Senior Reflection: Leaving high school just when you find your place

Tess Herdman, Opinion Editor

My freshman year self did not expect that I would be sad to leave high school.

After my first day at ARHS, I came home and cried. The school was too big. There were too many people I didn’t know. I got lost and couldn’t figure out how to get to the buses, how to pay for my lunch, or how to get from class to class. I was overwhelmed.

Slowly, I began to find my place. I wandered the booths of the Extracurricular Extravaganza, and found the groups that would define my experience at Algonquin. Ballroom, Model UN, Juggling Club, The Harbinger, and the robotics team all pulled me in. I talked to kids in my classes, and people who had seemed so different and distant became familiar, even those mystifying Southborough kids.

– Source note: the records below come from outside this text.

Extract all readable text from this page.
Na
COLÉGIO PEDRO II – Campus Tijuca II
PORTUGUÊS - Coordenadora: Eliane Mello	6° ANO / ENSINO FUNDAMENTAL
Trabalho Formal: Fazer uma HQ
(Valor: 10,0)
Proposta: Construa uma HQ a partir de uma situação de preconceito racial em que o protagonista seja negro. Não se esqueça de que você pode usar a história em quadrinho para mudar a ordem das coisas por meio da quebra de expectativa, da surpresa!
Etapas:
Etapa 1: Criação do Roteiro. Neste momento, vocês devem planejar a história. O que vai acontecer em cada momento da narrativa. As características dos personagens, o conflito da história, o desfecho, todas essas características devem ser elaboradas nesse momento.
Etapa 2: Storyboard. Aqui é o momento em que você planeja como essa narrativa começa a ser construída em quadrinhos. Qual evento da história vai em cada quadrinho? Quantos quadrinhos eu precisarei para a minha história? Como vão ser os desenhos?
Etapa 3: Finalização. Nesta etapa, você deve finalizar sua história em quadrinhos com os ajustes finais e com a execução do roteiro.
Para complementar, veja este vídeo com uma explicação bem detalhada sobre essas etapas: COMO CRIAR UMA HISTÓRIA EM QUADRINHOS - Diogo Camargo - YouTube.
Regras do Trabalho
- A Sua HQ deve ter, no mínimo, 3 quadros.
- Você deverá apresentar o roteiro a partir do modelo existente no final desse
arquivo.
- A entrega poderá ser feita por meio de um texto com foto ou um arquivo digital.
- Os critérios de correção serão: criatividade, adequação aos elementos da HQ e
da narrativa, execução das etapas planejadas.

When I was a marching band freshman at football games, I couldn’t picture myself as one of the thundering seniors screaming “Ole, ole” chants in the stands next to me. But when I was there, standing on the bleachers in the rain, with “SENIOR” painted on me, I felt every bit a part of Algonquin.

Becoming happy has come with a price. Graduation is here, and soon I’ll be moving on. My friends are scattering across the country to their colleges. I’m saying goodbye to the classmates that I enjoy seeing for quick moments between classes, chats at lunch, or catching up in the dubs nugs line. I will even have to leave my robotics team, which has become my home within ARHS.

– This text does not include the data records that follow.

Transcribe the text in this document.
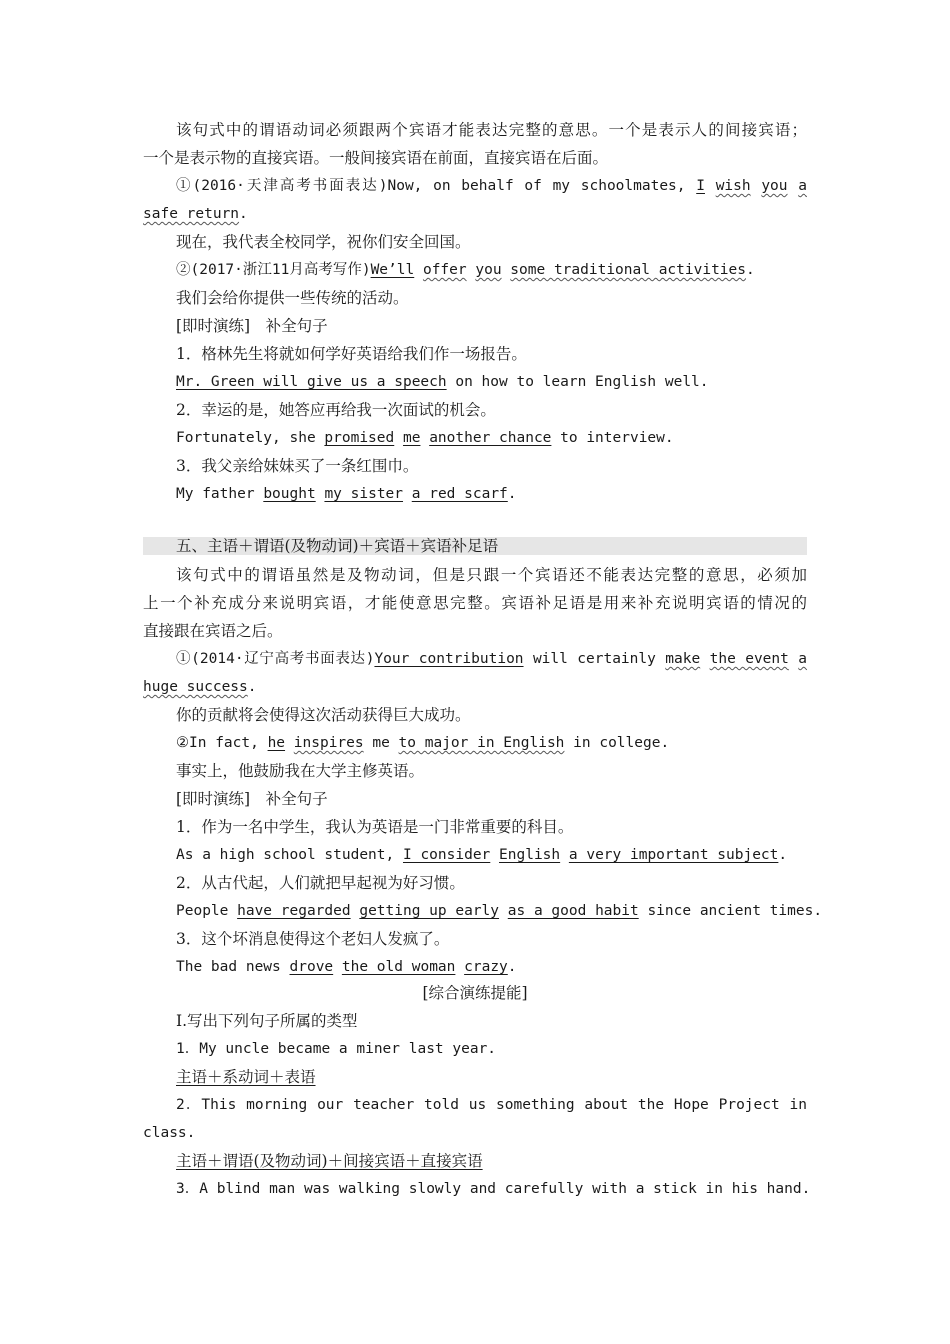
该句式中的谓语动词必须跟两个宾语才能表达完整的意思。一个是表示人的间接宾语；
一个是表示物的直接宾语。一般间接宾语在前面，直接宾语在后面。
①(2016·天津高考书面表达)Now, on behalf of my schoolmates, I wish you a
safe return.
现在，我代表全校同学，祝你们安全回国。
②(2017·浙江11月高考写作)We’ll offer you some traditional activities.
我们会给你提供一些传统的活动。
[即时演练]　补全句子
1．格林先生将就如何学好英语给我们作一场报告。
Mr. Green will give us a speech on how to learn English well.
2．幸运的是，她答应再给我一次面试的机会。
Fortunately, she promised me another chance to interview.
3．我父亲给妹妹买了一条红围巾。
My father bought my sister a red scarf.
五、主语＋谓语(及物动词)＋宾语＋宾语补足语
该句式中的谓语虽然是及物动词，但是只跟一个宾语还不能表达完整的意思，必须加
上一个补充成分来说明宾语，才能使意思完整。宾语补足语是用来补充说明宾语的情况的
直接跟在宾语之后。
①(2014·辽宁高考书面表达)Your contribution will certainly make the event a
huge success.
你的贡献将会使得这次活动获得巨大成功。
②In fact, he inspires me to major in English in college.
事实上，他鼓励我在大学主修英语。
[即时演练]　补全句子
1．作为一名中学生，我认为英语是一门非常重要的科目。
As a high school student, I consider English a very important subject.
2．从古代起，人们就把早起视为好习惯。
People have regarded getting up early as a good habit since ancient times.
3．这个坏消息使得这个老妇人发疯了。
The bad news drove the old woman crazy.
[综合演练提能]
Ⅰ.写出下列句子所属的类型
1．My uncle became a miner last year.
主语＋系动词＋表语
2．This morning our teacher told us something about the Hope Project in
class.
主语＋谓语(及物动词)＋间接宾语＋直接宾语
3．A blind man was walking slowly and carefully with a stick in his hand.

As strange as it seems, I will miss waking up at 5:45 am, cramming into cafeteria tables, and fighting through D100 in the middle of the day.

Now the halls that once seemed so cavernous are feeling a little too small. The group of kids in our class that once seemed impossibly large is now a bit too few. We’ve outgrown Algonquin. It’s time to move on.

Soon my Gonk maroon and gold will turn into American University red, white, and blue. But my teachers were right, my experience here has prepared me for college. I’ve learned something that will be vital from the day of orientation. Algonquin has taught me how to become a part of a community, and someday, how to say goodbye.